Here in 1 Peter, we have the apostle Peter referring to the first of these ordained offices and he uses several different words or terms to describe the same person. He begins by saying: To the elders among you, I appeal as a fellow elder….

• Elders

The Greek word is Presbyterous, from which we get our English word “Presbyterian.” It means an elder in the sense of leader. The leaders of ancient Israel were known as elders. It doesn’t have to do with their age as much as with their wisdom and maturity.   But now, notice verse 2

• Shepherd
• Pastor

He tells these elders that they are to shepherd the flock of God that is under their care. And the word “shepherd” has come down to us in English as “pastor.” A pastor is someone who leads the flock into pasture, someone who feeds the flock, someone who provides leadership and nourishment. So the words elder and shepherd and pastor are used here interchangeably. People occasionally ask me, “Does your church have elders?” I say, “Yes, we do; but we generally call them pastors.”

• Overseers
• Bishops

But that’s not all. Peter goes on to say: Be shepherds of God’s flock that is under your care, serving as overseers. This is the Greek word Episkopos, from which we get our English word “Episcopal,” and it is sometimes translated as “Bishop.”

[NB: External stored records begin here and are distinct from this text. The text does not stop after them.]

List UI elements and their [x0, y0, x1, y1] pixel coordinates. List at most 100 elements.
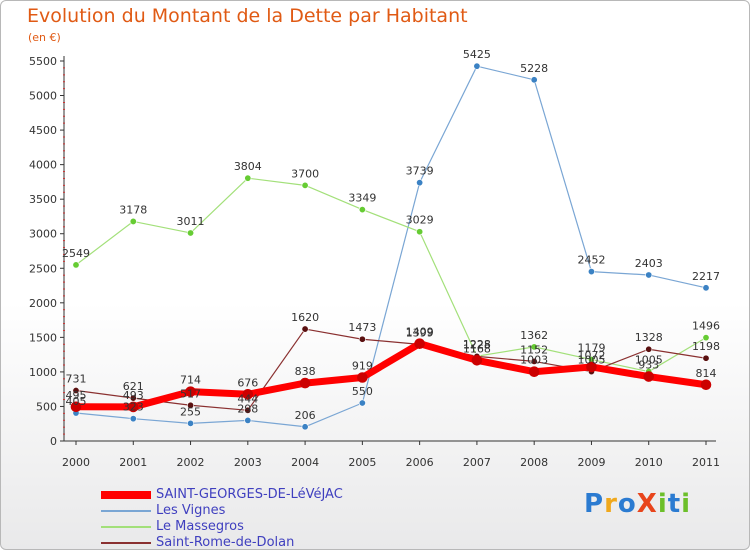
y-tick-label: 500 [36, 400, 57, 413]
data-label: 1362 [520, 329, 548, 342]
data-point [645, 271, 653, 279]
data-label: 1072 [577, 349, 605, 362]
data-label: 255 [180, 405, 201, 418]
data-point [358, 206, 366, 214]
x-tick-label: 2004 [291, 456, 319, 469]
logo-letter: P [584, 489, 605, 519]
data-point [471, 355, 483, 366]
data-label: 5228 [520, 62, 548, 75]
y-tick-label: 2000 [29, 297, 57, 310]
data-label: 2452 [577, 254, 605, 267]
data-label: 1005 [635, 354, 663, 367]
data-label: 1328 [635, 331, 663, 344]
y-tick-label: 1000 [29, 366, 57, 379]
data-label: 1179 [577, 342, 605, 355]
data-label: 206 [295, 409, 316, 422]
data-label: 1005 [577, 354, 605, 367]
data-point [358, 335, 366, 343]
data-point [129, 415, 137, 423]
data-point [358, 399, 366, 407]
legend-swatch [101, 542, 151, 544]
data-point [702, 354, 710, 362]
legend-label: Les Vignes [156, 503, 226, 518]
logo-letter: o [617, 489, 637, 519]
data-label: 550 [352, 385, 373, 398]
y-tick-label: 2500 [29, 262, 57, 275]
data-label: 1003 [520, 354, 548, 367]
legend-label: Le Massegros [156, 519, 244, 534]
chart-subtitle: (en €) [28, 31, 61, 44]
data-point [299, 377, 311, 389]
logo-letter: i [657, 489, 668, 519]
data-point [244, 416, 252, 424]
legend-swatch [101, 510, 151, 512]
data-label: 731 [66, 372, 87, 385]
data-label: 3804 [234, 160, 262, 173]
y-tick-label: 0 [50, 435, 57, 448]
x-tick-label: 2003 [234, 456, 262, 469]
data-point [414, 338, 425, 349]
data-label: 714 [180, 374, 201, 387]
data-point [530, 343, 538, 351]
data-label: 1399 [406, 326, 434, 339]
data-label: 1473 [348, 321, 376, 334]
series-line [75, 65, 707, 428]
data-point [587, 268, 595, 276]
data-label: 1168 [463, 342, 491, 355]
data-point [187, 401, 195, 409]
logo-letter: t [667, 489, 682, 519]
data-point [244, 406, 252, 414]
data-label: 3029 [406, 214, 434, 227]
data-point [528, 366, 540, 378]
data-label: 444 [237, 392, 258, 405]
data-label: 1620 [291, 311, 319, 324]
x-tick-label: 2010 [635, 456, 663, 469]
data-point [244, 174, 252, 182]
data-label: 517 [180, 387, 201, 400]
data-point [187, 419, 195, 427]
y-tick-label: 3000 [29, 228, 57, 241]
data-point [127, 401, 139, 413]
data-label: 493 [123, 389, 144, 402]
data-label: 3739 [406, 165, 434, 178]
data-label: 933 [638, 359, 659, 372]
data-point [586, 361, 597, 373]
data-point [129, 394, 137, 402]
data-label: 1198 [692, 340, 720, 353]
x-tick-label: 2000 [62, 456, 90, 469]
x-tick-label: 2007 [463, 456, 491, 469]
data-label: 2549 [62, 247, 90, 260]
data-point [242, 388, 254, 400]
data-label: 1228 [463, 338, 491, 351]
data-label: 5425 [463, 48, 491, 61]
proxiti-logo: ProXiti [584, 489, 691, 519]
data-label: 814 [696, 367, 717, 380]
data-point [357, 372, 368, 383]
logo-letter: i [681, 489, 692, 519]
y-tick-label: 4500 [29, 124, 57, 137]
data-point [702, 334, 710, 342]
data-label: 3349 [348, 192, 376, 205]
data-point [301, 181, 309, 189]
data-point [72, 386, 80, 394]
data-point [702, 284, 710, 292]
data-point [70, 401, 82, 413]
data-point [645, 345, 653, 353]
data-label: 323 [123, 401, 144, 414]
data-point [700, 379, 712, 391]
legend-label: Saint-Rome-de-Dolan [156, 535, 295, 550]
data-point [187, 229, 195, 237]
x-tick-label: 2006 [406, 456, 434, 469]
data-label: 405 [66, 395, 87, 408]
data-label: 1225 [463, 338, 491, 351]
data-point [416, 228, 424, 236]
data-point [301, 423, 309, 431]
data-label: 838 [295, 365, 316, 378]
y-tick-label: 5000 [29, 90, 57, 103]
data-label: 1409 [406, 326, 434, 339]
data-point [473, 62, 481, 70]
data-label: 2403 [635, 257, 663, 270]
series-line [75, 177, 707, 373]
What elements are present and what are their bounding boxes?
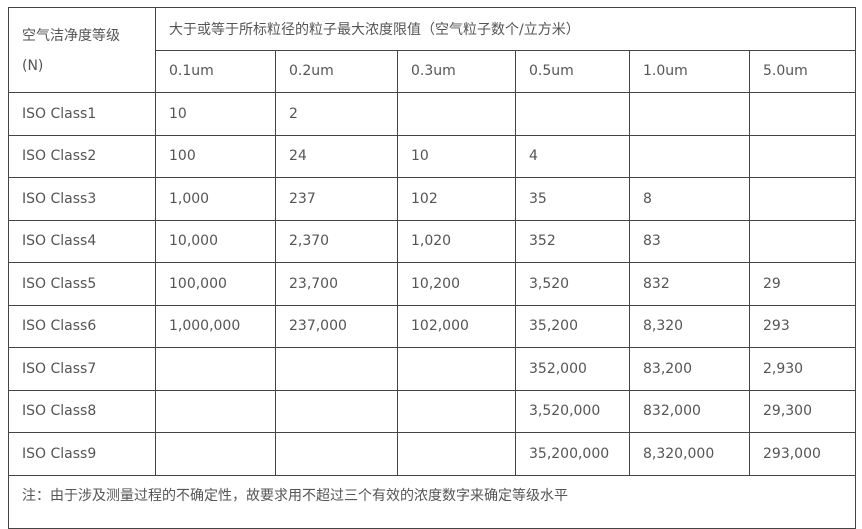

So here you have five different terms to describe the same person in his various roles: Elder, Pastor, Shepherd, Overseer, and Bishop. This is the first of the two ordained offices in the church; and the other is the deacon.

The deacons help the pastor just like the Levites helped the priests, as in the book of Numbers. Together they represent the pulpit and the pew, the clergy and the laity. And when they are working together, hand in hand, that church is blessed.

Now, here’s the genius of God. There is no rigid system in the New Testament in which these two offices have to function. God didn’t give us a set of detailed charts telling us how to implement this system. So the basic organization can work in a underground church or in a megachurch. It can work in a church in the African bush or in an American urban center. It can work in a liturgical church or in a Pentecostal congregation. The Bible gives us the basic offices and the foundational structure, but it provides enough flexibility so that we really should never argue too much about church government. The Baptists do it one way and the Methodists do it another and the Presbyterians another. A small church does it one way and a large church does it differently. The important thing is for every church to have elders and deacons who will provide good, Spirit-filled leadership for the church.